Some held banners reading, “People of Israel do not abandon a soldier in the battlefield”; others held aloft signs in support of US President-elect Donald Trump.

Some in the crowd at one point chanted, “Gadi be careful, Rabin is looking for a friend,” referencing IDF Chief of Staff Gadi Eisenkot, seen by Azaria’s defenders as having abandoned him, and the assassinated prime minister Yitzhak Rabin.

Security had been bolstered around the Kirya in expectation of riots in case of a conviction, and some 350 police officers were stationed there.

Right-wing politicians and hundreds of Azaria’s supporters have insisted he was treated unfairly by left-wing elites in the army and media.

Thousands rallied for Azaria’s release following his indictment in April, and his family have waged a fierce campaign against the trial and raised hundreds of thousands of shekels to cover legal costs.

Azaria was filmed shooting Sharif on March 24, 2016. The footage, which was published online shortly after the incident by the left-wing advocacy group B’Tselem, sparked an intense debate in Israel about military discipline and ethics in the midst of a wave of Palestinian terror attacks that began in September 2015.

Military prosecutors at first sought murder charges against Azaria, but the difficulty of proving the soldier’s intent led to a reduced indictment for manslaughter.
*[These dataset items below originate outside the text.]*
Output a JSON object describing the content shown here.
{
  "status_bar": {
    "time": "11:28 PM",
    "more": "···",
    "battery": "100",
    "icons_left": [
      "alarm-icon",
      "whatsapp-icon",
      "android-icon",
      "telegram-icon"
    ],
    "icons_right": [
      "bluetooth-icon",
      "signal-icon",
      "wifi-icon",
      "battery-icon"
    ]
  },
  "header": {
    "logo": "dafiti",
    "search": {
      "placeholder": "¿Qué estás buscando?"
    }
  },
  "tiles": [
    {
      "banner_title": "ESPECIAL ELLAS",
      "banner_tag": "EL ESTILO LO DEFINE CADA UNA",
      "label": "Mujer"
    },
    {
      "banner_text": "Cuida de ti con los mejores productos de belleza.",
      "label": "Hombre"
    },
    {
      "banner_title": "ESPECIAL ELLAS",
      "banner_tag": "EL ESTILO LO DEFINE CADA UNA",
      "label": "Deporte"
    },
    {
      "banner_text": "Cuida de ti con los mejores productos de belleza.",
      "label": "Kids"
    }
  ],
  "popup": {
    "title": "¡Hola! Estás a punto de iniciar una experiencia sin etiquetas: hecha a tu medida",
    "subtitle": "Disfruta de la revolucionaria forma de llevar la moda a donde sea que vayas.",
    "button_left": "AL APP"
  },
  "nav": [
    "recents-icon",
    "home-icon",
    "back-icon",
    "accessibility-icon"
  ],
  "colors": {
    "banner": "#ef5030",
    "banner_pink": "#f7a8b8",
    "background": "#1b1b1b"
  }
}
According to prosecutors, Azaria’s actions explicitly contravened the IDF’s rules of engagement, which stipulate, in accordance with Israeli law, that deadly force cannot be used once the assailant no longer poses an immediate threat. The court emphatically endorsed this argument.

Azaria’s defense attorneys argued that their client believed that Sharif still posed a threat to himself and his fellow soldiers, suspecting he may have been rigged with explosives.

Since his April 18 indictment, media attention has been intense, focusing on the testimony provided by fellow IDF soldiers and officers throughout the trial.

On Tuesday, IDF Chief of Staff Lt. Gen. Eisenkot alluded to the case, rejecting the campaign slogan of Azaria’s supporters that depicted him as “the child of us all.”

“He is not our child…. He is a warrior, a soldier, who must dedicate his life to carry out the tasks we give him. We cannot be confused about this.”

Speaking at a conference at the Interdisciplinary Center Herzliya, Eisenkot added: “This confusion in the Israeli discourse is a discourse that undermines the most fundamental values that we look for in our soldiers.”

The army’s live-fire rules in the West Bank, he said, “have not changed in a decade.”

The last time an IDF soldier was convicted of manslaughter was in 2005, for the killing of British civilian Tom Hurndall two years earlier. The soldier, named only as Sgt. T., was sentenced to eight years in prison for manslaughter and six other charges. Manslaughter carries a maximum term of 20 years, but no minimum punishment.